El parto es la etapa más importante de la vida de un bebé y la naturaleza ha tenido mucho cuidado para garantizar que todo el proceso se desarrolle sin problemas.
En cambio, para la futura madre el parto suele ser agotador y doloroso. Sin embargo, para un bebé también representa una prueba, porque después del nacimiento, su vida cambia de manera drástica. Por ejemplo, estará más frío en el nuevo mundo que en el útero; además, recibía oxígeno y alimentos de la placenta, mientras que, en el mundo exterior, tiene que respirar y comer por sí mismo.
Por otra parte, el proceso mismo del parto es un verdadero arte natural. Así que echemos un vistazo más profundo a cómo se prepara al bebé para el nacimiento.
¿El bebé cómo sabe qué debe hacer durante el parto?
El bebé depende de sus reflejos durante el parto; además, parece que se encuentra en una especie de hibernación durante el mismo. Un estudio de esta condición acuñó el término “hibernación intraparto”, señalando que durante los primeros 3 ó 5 segundos de vida, los recién nacidos están inmovilizados por completo: no reaccionan a la luz, el sonido o el tacto. La boca y los ojos están bien cerrados y los músculos bastante relajados. Después de nacer, el bebé “se despierta” de forma repentina y comienza a gritar, mueve los brazos y las piernas, y su corazón late más rápido [1].
Un cambio brusco en el comportamiento de los bebés llevó a los científicos a inferir que también está inactivo durante el parto. Los estudios han demostrado que la mitad de las mujeres notan que, en los últimos días antes del parto o inmediatamente antes de las contracciones, el bebé se calma. Los científicos lo explicaron como una fuerte inhibición del sistema nervioso central que ayuda al bebé a realizar el parto de la manera más segura posible [1].
¿Siente dolor el bebé?
Los estudios muestran que los centros del cerebro responsables de la percepción del dolor se forman en el bebé a las 24 semanas de embarazo [2]; no obstante, es difícil decir si puede sentir el dolor como lo hacen los adultos. El hecho es que el procesamiento de las señales de dolor en el cerebro depende, en gran medida, de las características de la personalidad de la persona y de la experiencia pasada [3].

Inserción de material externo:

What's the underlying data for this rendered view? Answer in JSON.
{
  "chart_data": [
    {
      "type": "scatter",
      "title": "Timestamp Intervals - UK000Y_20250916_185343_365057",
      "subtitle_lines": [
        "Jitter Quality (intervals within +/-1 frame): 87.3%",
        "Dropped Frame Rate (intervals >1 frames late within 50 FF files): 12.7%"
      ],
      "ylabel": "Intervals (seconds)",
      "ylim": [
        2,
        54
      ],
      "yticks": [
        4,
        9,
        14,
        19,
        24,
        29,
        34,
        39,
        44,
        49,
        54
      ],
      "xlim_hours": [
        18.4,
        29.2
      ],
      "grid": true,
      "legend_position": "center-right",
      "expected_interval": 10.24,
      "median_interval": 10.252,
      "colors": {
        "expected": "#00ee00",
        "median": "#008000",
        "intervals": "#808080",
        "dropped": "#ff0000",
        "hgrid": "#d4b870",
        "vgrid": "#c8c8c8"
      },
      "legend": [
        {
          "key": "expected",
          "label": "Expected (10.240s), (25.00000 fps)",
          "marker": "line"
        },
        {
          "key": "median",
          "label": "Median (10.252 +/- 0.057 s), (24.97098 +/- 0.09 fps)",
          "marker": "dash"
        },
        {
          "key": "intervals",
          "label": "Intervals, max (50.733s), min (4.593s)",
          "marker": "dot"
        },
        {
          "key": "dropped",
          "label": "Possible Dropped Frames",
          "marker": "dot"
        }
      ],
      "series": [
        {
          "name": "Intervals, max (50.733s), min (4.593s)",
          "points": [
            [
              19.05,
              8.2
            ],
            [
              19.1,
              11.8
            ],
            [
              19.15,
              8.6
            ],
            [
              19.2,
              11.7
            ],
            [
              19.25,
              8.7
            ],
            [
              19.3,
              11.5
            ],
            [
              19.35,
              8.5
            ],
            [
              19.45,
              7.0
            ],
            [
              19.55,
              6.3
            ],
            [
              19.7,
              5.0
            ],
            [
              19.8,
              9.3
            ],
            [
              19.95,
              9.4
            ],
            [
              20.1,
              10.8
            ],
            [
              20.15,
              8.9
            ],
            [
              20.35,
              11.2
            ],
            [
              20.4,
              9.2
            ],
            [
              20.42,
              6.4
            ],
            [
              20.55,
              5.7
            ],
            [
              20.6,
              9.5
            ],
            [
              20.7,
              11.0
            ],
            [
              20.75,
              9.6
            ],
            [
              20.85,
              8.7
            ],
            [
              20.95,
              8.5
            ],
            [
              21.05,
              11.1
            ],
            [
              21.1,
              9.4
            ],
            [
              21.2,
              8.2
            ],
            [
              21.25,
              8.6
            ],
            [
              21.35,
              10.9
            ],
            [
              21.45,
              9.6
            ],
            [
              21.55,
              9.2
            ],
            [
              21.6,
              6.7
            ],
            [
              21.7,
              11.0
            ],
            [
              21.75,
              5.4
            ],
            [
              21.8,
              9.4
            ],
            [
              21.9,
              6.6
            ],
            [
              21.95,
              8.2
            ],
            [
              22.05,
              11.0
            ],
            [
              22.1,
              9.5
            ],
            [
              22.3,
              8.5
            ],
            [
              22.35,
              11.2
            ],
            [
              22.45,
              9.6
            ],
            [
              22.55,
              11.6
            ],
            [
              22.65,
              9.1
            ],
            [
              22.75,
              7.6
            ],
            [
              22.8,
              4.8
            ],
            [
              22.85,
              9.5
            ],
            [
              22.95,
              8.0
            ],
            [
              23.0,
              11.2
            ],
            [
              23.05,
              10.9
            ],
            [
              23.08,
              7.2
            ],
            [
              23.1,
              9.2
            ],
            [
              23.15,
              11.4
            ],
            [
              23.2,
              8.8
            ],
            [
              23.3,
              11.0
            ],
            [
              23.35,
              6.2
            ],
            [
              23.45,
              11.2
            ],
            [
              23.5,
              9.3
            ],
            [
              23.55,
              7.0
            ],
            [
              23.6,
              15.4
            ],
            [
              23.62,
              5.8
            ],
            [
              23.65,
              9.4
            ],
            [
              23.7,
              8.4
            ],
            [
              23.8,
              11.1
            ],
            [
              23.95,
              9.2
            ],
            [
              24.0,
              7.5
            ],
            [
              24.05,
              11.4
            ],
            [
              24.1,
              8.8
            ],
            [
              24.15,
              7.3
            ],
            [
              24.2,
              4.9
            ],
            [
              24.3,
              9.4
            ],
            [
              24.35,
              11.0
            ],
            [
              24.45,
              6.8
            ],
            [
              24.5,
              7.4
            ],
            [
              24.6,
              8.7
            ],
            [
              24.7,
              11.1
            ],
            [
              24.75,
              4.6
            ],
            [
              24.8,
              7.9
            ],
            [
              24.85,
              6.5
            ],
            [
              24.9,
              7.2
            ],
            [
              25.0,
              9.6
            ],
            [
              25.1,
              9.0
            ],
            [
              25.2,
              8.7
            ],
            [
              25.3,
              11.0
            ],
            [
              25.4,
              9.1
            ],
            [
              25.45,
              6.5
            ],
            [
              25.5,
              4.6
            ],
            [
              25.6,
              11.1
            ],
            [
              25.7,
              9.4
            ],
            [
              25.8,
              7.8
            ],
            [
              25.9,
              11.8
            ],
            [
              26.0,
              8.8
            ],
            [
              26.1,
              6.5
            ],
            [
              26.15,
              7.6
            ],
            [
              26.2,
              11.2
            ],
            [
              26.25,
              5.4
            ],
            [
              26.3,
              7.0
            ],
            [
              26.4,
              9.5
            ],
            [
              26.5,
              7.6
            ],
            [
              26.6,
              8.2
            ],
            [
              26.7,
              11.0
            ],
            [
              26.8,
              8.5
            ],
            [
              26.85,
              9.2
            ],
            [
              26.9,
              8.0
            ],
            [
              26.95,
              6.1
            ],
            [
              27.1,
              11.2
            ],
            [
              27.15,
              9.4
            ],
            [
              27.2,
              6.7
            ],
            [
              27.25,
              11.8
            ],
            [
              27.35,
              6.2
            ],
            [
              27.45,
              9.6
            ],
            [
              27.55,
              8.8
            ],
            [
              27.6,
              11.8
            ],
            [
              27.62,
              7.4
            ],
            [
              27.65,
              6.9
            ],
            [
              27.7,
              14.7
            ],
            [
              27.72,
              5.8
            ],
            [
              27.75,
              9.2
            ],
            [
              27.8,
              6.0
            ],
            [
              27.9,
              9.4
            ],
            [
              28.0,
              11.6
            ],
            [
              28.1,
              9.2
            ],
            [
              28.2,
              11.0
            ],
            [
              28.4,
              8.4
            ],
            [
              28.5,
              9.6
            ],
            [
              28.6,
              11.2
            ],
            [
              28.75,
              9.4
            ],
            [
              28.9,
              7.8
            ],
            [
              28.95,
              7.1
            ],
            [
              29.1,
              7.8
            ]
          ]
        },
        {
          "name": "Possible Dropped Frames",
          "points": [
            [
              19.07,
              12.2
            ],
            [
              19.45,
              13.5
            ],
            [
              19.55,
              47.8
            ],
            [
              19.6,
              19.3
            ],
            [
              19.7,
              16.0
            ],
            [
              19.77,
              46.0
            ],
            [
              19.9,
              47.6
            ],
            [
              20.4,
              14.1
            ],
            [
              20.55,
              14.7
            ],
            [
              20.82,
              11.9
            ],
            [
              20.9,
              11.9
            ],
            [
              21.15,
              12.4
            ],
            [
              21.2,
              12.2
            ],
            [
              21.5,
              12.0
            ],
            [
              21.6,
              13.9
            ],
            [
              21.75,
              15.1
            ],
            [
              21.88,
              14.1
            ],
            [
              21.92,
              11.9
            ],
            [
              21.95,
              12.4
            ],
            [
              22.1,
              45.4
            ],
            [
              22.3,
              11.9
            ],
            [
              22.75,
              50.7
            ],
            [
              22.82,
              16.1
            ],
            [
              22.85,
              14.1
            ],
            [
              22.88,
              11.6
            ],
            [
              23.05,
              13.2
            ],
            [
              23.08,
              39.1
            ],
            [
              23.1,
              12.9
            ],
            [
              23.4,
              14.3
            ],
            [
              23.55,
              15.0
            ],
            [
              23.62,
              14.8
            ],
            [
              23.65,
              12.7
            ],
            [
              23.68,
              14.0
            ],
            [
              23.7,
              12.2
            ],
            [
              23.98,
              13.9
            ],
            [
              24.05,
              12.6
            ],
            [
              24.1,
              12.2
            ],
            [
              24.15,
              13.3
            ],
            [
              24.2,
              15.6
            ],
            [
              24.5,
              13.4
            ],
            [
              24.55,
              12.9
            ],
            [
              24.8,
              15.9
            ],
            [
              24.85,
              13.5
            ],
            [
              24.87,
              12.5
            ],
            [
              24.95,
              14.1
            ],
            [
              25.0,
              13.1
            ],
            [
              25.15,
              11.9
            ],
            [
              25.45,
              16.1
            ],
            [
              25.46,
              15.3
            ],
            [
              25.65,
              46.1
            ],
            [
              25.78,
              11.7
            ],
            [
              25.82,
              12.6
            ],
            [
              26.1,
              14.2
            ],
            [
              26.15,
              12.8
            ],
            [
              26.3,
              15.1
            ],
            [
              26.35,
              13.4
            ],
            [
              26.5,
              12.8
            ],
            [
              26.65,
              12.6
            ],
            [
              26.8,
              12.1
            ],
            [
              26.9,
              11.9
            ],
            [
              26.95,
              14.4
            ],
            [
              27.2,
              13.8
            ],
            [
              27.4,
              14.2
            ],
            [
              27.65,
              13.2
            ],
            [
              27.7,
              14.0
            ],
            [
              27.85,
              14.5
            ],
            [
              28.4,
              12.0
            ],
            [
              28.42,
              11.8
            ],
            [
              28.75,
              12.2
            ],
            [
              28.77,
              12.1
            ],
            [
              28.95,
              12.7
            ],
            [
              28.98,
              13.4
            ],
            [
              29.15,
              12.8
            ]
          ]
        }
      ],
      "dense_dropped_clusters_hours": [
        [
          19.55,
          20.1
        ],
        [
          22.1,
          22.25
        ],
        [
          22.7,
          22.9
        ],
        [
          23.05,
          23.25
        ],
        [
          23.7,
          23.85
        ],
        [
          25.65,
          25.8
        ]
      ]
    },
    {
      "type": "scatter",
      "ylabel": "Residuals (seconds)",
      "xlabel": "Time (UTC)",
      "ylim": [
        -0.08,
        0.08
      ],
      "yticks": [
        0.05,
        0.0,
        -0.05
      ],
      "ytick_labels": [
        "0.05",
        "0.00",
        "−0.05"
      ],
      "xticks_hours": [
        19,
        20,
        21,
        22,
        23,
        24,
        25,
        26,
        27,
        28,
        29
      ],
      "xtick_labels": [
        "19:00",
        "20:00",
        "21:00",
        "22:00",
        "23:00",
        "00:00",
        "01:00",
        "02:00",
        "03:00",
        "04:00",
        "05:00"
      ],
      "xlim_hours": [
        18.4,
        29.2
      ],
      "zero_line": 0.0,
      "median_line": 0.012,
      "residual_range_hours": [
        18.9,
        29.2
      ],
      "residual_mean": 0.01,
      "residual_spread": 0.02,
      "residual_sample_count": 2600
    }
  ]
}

“Es difícil decir lo que siente un bebé” –dice el Dr. Auerbach, neonatólogo del Joe DiMaggio Children's Hospital en Florida, Estados Unidos. “Pero su dolor y el dolor del bebé son totalmente diferentes. Es posible que el dolor del bebé sea lo que se siente al pasar por un espacio estrecho, como la sensación de compresión que tiene cuando intenta gatear debajo de una cerca [4]”.
Quizás el bebé no sienta ningún dolor en absoluto, porque durante el parto, el cuerpo de la madre libera una gran cantidad de beta-endorfina [5]. Esta hormona también ingresa al torrente sanguíneo del bebé, actuando como un analgésico natural y un agente anti-estrés.